In response to Members’ questions the following responses were received:-

 

a)         It was too early to assess the public reaction to the new ARP.  The vast majority of patients calling 999 for an ambulance do so for the first time so they have no expectation other than an ambulance would arrive in response to their call.  There had, however, been some positive comments from patients who had expected an ambulance car to arrive and were pleasantly surprised when the ambulance arrived.

 

b)         EMAS had bid for the Patient Transfer Service and had been disappointed not to have won the contract.

 

c)         EMAS responded to a number of incidents involving a person who posed a possible threat to for staff safety, which require a Police presence before staff could attend to the person.  Regular liaison took place with the Police in instances where an ambulance crew were waiting for the Police to arrive before entering a property.
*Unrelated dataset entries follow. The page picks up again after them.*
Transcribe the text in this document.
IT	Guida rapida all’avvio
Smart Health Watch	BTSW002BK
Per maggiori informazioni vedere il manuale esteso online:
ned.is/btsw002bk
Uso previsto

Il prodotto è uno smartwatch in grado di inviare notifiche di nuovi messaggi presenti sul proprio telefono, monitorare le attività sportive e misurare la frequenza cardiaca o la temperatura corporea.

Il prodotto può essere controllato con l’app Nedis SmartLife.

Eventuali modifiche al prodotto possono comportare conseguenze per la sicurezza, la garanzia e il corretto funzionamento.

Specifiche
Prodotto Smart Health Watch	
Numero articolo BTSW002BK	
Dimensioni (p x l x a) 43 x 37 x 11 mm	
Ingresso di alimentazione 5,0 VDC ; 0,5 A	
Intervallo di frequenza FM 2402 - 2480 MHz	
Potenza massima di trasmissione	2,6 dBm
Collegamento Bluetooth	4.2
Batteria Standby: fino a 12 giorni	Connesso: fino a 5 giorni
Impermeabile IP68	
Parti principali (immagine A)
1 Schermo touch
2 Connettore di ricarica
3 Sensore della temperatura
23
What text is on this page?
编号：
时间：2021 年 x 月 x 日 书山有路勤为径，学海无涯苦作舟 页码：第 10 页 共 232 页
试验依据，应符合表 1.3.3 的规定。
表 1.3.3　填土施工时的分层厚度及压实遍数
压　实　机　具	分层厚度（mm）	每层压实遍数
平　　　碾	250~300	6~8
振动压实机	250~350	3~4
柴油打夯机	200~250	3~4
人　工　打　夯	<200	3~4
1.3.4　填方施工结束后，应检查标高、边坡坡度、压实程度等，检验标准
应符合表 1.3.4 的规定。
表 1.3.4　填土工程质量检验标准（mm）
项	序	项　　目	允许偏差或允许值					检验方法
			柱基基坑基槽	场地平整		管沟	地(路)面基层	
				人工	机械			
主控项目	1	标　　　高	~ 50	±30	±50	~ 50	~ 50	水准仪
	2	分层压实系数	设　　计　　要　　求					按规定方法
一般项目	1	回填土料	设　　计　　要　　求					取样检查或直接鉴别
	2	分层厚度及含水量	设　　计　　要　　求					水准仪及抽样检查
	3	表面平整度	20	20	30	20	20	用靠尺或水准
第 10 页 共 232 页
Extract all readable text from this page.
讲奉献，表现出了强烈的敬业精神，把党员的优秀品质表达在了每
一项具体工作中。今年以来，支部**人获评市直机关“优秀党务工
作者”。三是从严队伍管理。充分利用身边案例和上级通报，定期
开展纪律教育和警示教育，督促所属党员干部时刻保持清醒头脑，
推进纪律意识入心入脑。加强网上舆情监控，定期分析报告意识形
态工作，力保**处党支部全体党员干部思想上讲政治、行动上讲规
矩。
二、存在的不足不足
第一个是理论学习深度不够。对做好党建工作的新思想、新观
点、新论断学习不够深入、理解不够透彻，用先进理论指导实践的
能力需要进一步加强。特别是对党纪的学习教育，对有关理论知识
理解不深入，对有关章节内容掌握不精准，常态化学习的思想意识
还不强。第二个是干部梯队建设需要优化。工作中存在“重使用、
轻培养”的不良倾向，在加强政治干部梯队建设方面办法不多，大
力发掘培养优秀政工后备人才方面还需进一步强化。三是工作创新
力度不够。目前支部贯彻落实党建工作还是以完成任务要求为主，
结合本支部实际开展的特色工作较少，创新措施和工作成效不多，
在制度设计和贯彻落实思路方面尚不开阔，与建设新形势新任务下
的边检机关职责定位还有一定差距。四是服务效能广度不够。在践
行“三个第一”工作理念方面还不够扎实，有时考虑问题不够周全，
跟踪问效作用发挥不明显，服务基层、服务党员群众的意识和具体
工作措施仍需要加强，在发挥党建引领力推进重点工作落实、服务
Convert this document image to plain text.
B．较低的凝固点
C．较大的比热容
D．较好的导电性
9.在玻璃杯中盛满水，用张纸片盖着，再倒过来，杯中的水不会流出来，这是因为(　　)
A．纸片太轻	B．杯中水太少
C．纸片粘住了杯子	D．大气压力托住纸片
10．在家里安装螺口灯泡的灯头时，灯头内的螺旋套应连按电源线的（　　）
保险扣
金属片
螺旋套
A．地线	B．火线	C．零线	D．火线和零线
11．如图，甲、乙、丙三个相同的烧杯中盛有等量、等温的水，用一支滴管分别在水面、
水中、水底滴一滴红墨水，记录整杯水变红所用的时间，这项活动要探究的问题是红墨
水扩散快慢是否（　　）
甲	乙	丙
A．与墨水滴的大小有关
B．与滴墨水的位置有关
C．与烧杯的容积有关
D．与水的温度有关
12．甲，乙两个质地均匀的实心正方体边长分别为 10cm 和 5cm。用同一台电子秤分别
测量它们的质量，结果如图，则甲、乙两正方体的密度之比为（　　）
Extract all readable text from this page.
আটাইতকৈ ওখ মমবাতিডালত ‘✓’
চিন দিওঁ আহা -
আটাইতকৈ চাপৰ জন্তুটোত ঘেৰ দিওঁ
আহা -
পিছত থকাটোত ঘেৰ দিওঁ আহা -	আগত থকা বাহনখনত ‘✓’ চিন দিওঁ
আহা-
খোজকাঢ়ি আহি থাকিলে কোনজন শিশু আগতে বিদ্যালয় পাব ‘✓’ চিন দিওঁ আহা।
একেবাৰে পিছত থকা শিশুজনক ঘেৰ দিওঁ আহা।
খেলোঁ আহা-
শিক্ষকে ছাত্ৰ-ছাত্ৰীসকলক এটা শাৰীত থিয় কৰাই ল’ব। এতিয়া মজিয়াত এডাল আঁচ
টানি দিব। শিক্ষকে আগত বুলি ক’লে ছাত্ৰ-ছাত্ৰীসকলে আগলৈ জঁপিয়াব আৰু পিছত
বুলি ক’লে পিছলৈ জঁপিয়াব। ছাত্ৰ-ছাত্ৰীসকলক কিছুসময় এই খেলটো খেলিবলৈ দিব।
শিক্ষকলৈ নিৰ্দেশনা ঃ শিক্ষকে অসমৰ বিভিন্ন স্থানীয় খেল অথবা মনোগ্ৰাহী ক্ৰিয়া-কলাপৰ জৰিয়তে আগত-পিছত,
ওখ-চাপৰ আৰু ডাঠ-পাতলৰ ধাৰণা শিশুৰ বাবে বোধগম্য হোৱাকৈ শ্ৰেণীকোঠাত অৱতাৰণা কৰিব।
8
No such issues had been raised in recent months. 

 

d)         EMAS had close partnership working with LPT and UHL and had an integrated approach to addressing issues with patients with a mental health issue, who featured in a significant proportion of responses.       

 

e)         Measures had been introduced to make it easier to re-kit supplies on the ambulance between responses by having a replacement box of supplies available to replace the box used in response to the incident.  The average post-turnaround was now 12-13 minutes. 

 

f)          Crew breaks were monitored by operations staff and crews would be stood down and returned to base to take breaks where appropriate.

 

g)         There was duty of candour within EMAS and when issues needed to be raised, it was done in an open, transparent and candid manner.   All NHS services had embedded this cultural change in recent years in response to a national direction.  EMAS encouraged staff to report incidents and these were then reviewed and considered in formal meetings.  These issues were scrutinised by both internal and external processes.

 

John Adler, Chief Executive UHL NHS Trust, commented that the reduction in the number of delays in the handover of patients was encouraging and had been sustained over a period of months.   It was important that comparisons were made with the corresponding periods in the last year.  He believed that working arrangements with EMAS should now be sustainable. In August, the clinical average for handover was 15mins.  UHL were averaging a 17-18 minutes handover time where the average in the EMAS area was about 20 minutes.  UHL were now performing better than average; whereas before the new Emergency Department had opened, they had consistently been one of the worst performing Trusts.  The new facility was better equipped to cope with large surges of ambulance arrivals as it had more space and better links to admission wards for children and the elderly and frail.

 

AGREED:

 

(1)       That the EMAS representatives be thanked for their attendance and clear presentation of the improvement that had been made to the service.

 

(2)       That the Commission receive an update in 6 months’ time on the response to the current Quality Improvement Plan.